Повреждения сосудов сопровождаются немедленной активацией тромбоцитов. Это обусловлено появлением высоких концентраций АДФ (из разрушающихся эритроцитов и травмированных сосудов). Также - обнажение субэндотелия, коллагеновых и фибриллярных структур. В результате «раскрываются» вторичные рецепторы и создаются оптимальные условия для адгезии, агрегации тромбоцитов и образования тромбоцитарной пробки.

Адгезия обусловлена наличием в плазме и тромбоците особого белка - фактора Виллебранда (FW). Он имеет три активных центра связывания, 2 - связываются с экспрессированными рецепторами тромбоцитов, а один - с рецепторами субэндотелия и коллагеновых волокон. Т.е. тромбоцит с помощью FW оказывается «подвешенным» к травмированной поверхности сосуда.

Одновременно с адгезией наступает агрегация тромбоцитов осуществляющаяся с помощью фибриногена - белка, содержащегося в плазме и тромбоцитах и образующего между тромбоцитами связывающие мостики. Это приводит к образованию тромбоцитарной пробки.

Важную роль в адгезии и агрегации играет комплекс белков и полипептидов, называемых «интегрины». Служат связывающими агентами между тромбоцитами и между тромбоцитами и структурами поврежденного сосуда.

Агрегация может носить обратный характер. При недостаточной дозе агрегирующего (активирующего) агента наступает дезагрегация.

Из тромбоцитов, подвергающихся агрегации, усиленно секретируются гранулы и содержащиеся в них БАВ - АДФ, адреналин, норадреналин, фактор Р4 (антигепариновый), ТхА2 (тромбоксан А2) и др. (реакция высвобождения).
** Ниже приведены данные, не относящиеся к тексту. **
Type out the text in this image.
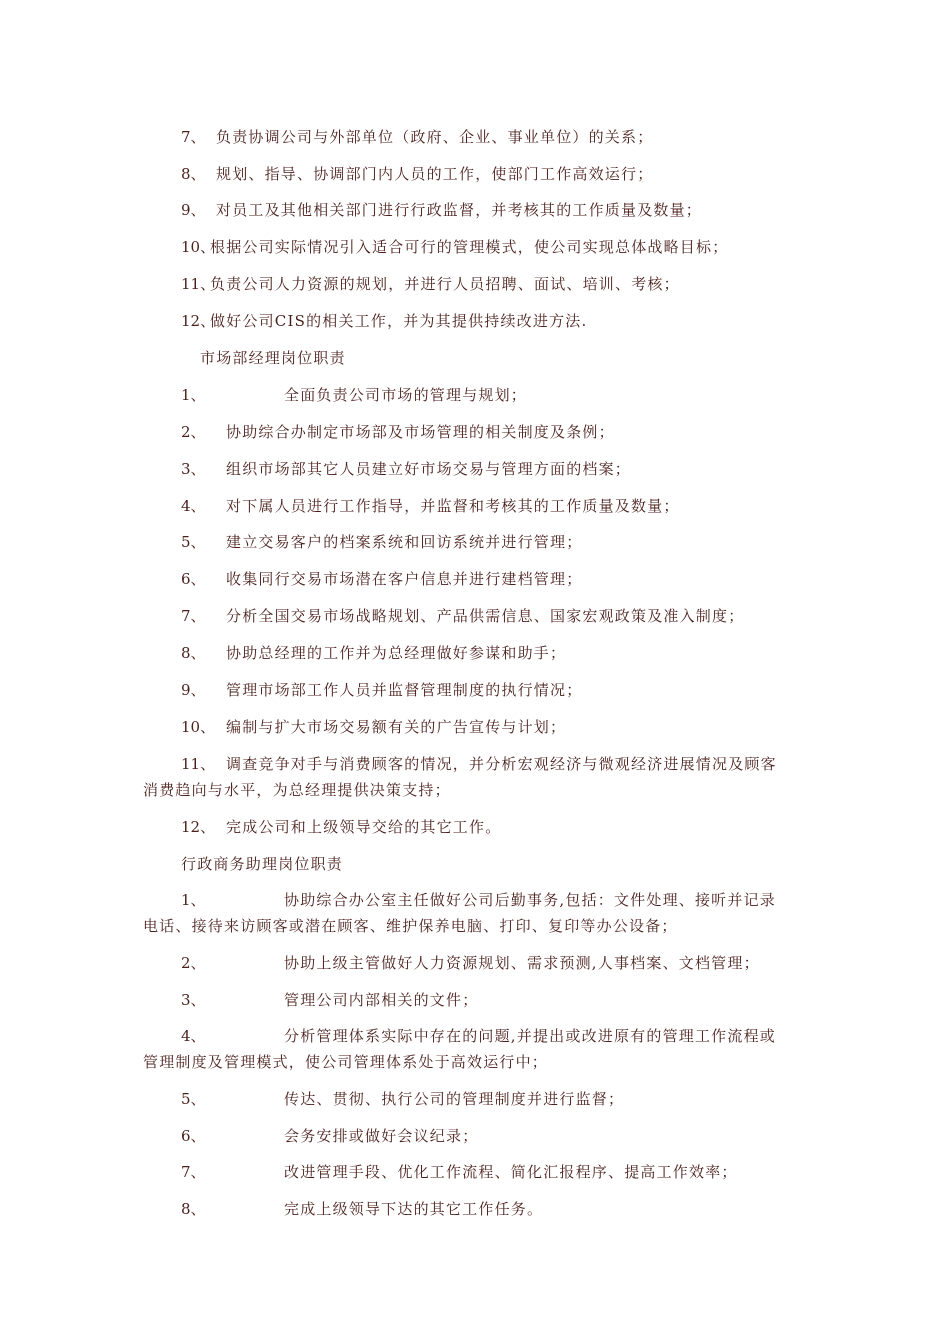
7、 负责协调公司与外部单位（政府、企业、事业单位）的关系；
8、 规划、指导、协调部门内人员的工作，使部门工作高效运行；
9、 对员工及其他相关部门进行行政监督，并考核其的工作质量及数量；
10、
根据公司实际情况引入适合可行的管理模式，使公司实现总体战略目标；
11、
负责公司人力资源的规划，并进行人员招聘、面试、培训、考核；
12、
做好公司CIS的相关工作，并为其提供持续改进方法.
市场部经理岗位职责
1、	全面负责公司市场的管理与规划；
2、 协助综合办制定市场部及市场管理的相关制度及条例；
3、 组织市场部其它人员建立好市场交易与管理方面的档案；
4、 对下属人员进行工作指导，并监督和考核其的工作质量及数量；
5、 建立交易客户的档案系统和回访系统并进行管理；
6、 收集同行交易市场潜在客户信息并进行建档管理；
7、 分析全国交易市场战略规划、产品供需信息、国家宏观政策及准入制度；
8、 协助总经理的工作并为总经理做好参谋和助手；
9、 管理市场部工作人员并监督管理制度的执行情况；
10、 编制与扩大市场交易额有关的广告宣传与计划；
11、 调查竞争对手与消费顾客的情况，并分析宏观经济与微观经济进展情况及顾客
消费趋向与水平，为总经理提供决策支持；
12、 完成公司和上级领导交给的其它工作。
行政商务助理岗位职责
1、	协助综合办公室主任做好公司后勤事务,包括：文件处理、接听并记录
电话、接待来访顾客或潜在顾客、维护保养电脑、打印、复印等办公设备；
2、	协助上级主管做好人力资源规划、需求预测,人事档案、文档管理；
3、	管理公司内部相关的文件；
4、	分析管理体系实际中存在的问题,并提出或改进原有的管理工作流程或
管理制度及管理模式，使公司管理体系处于高效运行中；
5、	传达、贯彻、执行公司的管理制度并进行监督；
6、	会务安排或做好会议纪录；
7、	改进管理手段、优化工作流程、简化汇报程序、提高工作效率；
8、	完成上级领导下达的其它工作任务。
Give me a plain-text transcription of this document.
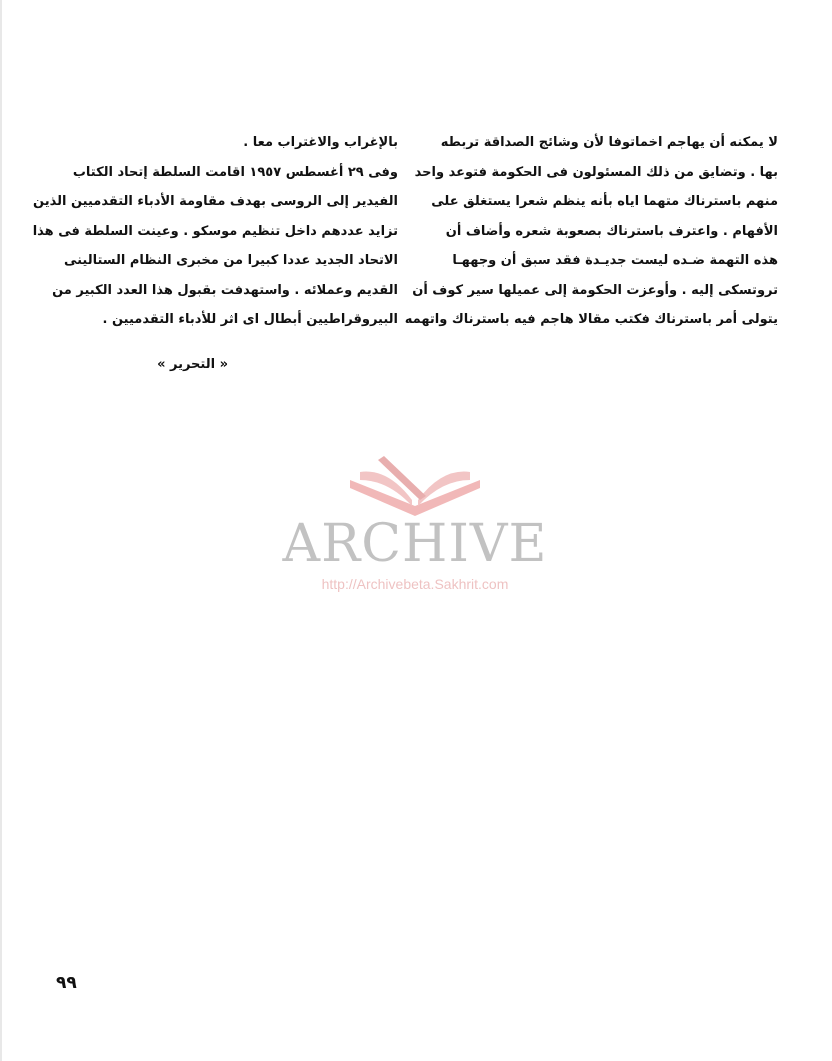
لا يمكنه أن يهاجم اخماتوفا لأن وشائج الصداقة تربطه
بها . وتضايق من ذلك المسئولون فى الحكومة فتوعد واحد
منهم باسترناك متهما اياه بأنه ينظم شعرا يستغلق على
الأفهام . واعترف باسترناك بصعوبة شعره وأضاف أن
هذه التهمة ضـده ليست جديـدة فقد سبق أن وجههـا
تروتسكى إليه . وأوعزت الحكومة إلى عميلها سير كوف أن
يتولى أمر باسترناك فكتب مقالا هاجم فيه باسترناك واتهمه
بالإغراب والاغتراب معا .
وفى ٢٩ أغسطس ١٩٥٧ اقامت السلطة إتحاد الكتاب
الفيدير إلى الروسى بهدف مقاومة الأدباء التقدميين الذين
تزايد عددهم داخل تنظيم موسكو . وعينت السلطة فى هذا
الاتحاد الجديد عددا كبيرا من مخبرى النظام الستالينى
القديم وعملائه . واستهدفت بقبول هذا العدد الكبير من
البيروقراطيين أبطال اى اثر للأدباء التقدميين .
« التحرير »
ARCHIVE
http://Archivebeta.Sakhrit.com
٩٩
Это приводит к вторичной, необратимой агрегации.

Одновременно с высвобождением тромбоцитарных факторов происходит образование тромбина, резко усиливающего агрегацию и приводящего к появлению сети фибрина, в которой застревают отдельные эритроциты и лейкоциты.

Благодаря контрактильному белку тромбостенину тромбоциты подтягиваются друг к другу, тромбоцитарная пробка сокращается и уплотняется, т.е. наступает ее ретракция.

В норме остановка кровотечения из мелких сосудов занимает 2 - 4 мин.

Важную роль для сосудисто-тромбоцитарного гемостаза играют производные арахидоновой кислоты - простагландин I2 (РgI2) или простациклин, и ТхА2 (тромбоксан). При сохранении целости эндотелиального покрова действие PgI2 преобладает над действием TxA2 (т.е. не наблюдается адгезии и агрегации). При повреждении эндотелия в месте травмы синтеза PgI2 не происходит, и тогда проявляется влияние тромбоксана, приводящее к образованию тромбоцитарной пробки.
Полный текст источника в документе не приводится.